# 3D Chair



## NY911 (Dec 12, 2004)

gpsweetseat!

BigGP here on AT

BEST damn stool out there....


----------



## bcbow1971 (Oct 24, 2007)

Thanks that is what I was looking for.


----------



## 152p&y (Feb 5, 2008)

*syool...*

I got mine at Academy Sports for a lot less than at ASA shoots. Around $20.00.


----------



## 3Dblackncamo (Jul 22, 2009)

precision pak.com they make an awesome stool


----------



## STUDENT-ARCHER (Jun 26, 2009)

Gander Mountain had a good one, key is, it was taller than the typical stool!


----------



## bcbow1971 (Oct 24, 2007)

That is what I would like taller. I can always add my own arrow holder and small bag under with a strap.
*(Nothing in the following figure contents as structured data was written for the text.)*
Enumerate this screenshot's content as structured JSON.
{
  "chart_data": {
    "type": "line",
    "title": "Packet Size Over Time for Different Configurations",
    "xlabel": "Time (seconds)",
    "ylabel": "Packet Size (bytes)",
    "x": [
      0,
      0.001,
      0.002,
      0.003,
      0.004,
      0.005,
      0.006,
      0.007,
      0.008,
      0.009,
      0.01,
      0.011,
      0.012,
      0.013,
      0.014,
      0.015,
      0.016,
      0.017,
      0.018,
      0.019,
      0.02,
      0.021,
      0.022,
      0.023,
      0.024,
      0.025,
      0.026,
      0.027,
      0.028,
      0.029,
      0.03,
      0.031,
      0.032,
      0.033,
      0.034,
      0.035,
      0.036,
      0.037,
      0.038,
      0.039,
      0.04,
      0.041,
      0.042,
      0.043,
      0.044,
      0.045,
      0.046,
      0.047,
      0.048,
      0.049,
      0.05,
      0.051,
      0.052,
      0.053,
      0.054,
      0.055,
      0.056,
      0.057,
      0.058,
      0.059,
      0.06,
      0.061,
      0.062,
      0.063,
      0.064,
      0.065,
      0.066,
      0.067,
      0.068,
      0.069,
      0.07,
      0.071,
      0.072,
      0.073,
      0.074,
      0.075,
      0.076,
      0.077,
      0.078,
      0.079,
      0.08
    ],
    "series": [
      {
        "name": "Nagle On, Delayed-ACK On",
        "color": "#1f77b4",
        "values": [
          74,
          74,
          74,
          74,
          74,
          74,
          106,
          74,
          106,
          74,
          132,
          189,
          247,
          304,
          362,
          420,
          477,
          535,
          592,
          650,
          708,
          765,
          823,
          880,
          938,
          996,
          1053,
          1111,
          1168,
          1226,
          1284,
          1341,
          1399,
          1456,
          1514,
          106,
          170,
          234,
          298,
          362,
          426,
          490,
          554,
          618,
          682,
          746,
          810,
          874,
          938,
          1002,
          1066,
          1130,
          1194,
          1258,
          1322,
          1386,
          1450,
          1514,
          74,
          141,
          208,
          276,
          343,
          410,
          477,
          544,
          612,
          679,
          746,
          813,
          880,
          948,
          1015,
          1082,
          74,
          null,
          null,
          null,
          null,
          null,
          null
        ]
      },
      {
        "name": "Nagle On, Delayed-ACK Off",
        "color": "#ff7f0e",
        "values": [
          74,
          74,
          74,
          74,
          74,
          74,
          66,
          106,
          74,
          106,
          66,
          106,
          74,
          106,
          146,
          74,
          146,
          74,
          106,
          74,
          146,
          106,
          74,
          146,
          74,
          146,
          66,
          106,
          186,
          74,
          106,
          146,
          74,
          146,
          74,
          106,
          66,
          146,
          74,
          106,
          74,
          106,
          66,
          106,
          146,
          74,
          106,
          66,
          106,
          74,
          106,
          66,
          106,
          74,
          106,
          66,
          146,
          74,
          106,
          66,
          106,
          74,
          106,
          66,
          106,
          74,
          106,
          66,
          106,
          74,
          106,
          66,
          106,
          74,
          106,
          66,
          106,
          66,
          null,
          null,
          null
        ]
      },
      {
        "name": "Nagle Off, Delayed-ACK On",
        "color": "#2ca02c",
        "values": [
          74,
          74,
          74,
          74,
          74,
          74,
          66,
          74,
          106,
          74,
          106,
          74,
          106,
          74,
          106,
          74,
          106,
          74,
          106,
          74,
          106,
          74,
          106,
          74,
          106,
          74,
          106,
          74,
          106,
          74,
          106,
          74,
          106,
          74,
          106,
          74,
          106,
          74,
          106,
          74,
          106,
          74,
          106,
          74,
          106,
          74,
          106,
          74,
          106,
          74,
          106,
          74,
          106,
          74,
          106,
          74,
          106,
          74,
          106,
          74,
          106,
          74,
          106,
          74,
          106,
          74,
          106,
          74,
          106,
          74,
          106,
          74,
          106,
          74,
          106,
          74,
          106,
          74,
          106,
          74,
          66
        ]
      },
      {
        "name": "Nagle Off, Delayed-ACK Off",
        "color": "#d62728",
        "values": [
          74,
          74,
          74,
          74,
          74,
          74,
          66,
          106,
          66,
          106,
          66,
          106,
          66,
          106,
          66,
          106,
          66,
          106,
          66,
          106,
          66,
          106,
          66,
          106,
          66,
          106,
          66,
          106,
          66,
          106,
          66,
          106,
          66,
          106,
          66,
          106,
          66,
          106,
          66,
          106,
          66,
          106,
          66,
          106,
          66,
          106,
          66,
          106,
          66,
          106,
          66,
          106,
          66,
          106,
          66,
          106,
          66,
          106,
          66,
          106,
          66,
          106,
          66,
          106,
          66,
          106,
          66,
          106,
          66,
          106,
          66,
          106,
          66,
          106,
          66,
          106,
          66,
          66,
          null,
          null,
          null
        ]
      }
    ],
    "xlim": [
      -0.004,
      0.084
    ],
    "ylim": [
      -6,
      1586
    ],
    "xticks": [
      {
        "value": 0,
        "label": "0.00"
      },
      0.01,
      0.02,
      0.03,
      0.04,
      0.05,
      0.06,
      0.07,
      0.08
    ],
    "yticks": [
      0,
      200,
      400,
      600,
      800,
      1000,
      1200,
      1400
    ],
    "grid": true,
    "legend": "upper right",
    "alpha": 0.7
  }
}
I will look some more before begining of the year.
_Posted via Mobile Device_


----------



## pabowman (Jun 19, 2005)

*mine?*

Mine is a fishing stool at wal-mart, paid 20 bucks and it came with a small tackle box that i use for all my little stuff i carry with me (just in case). and the other side has enough storage for release bag and bino's and just about anything else you can think of... just add your own arrow tubes...


----------



## bcbow1971 (Oct 24, 2007)

I ordered this at Cabelas last night, it was on sale


----------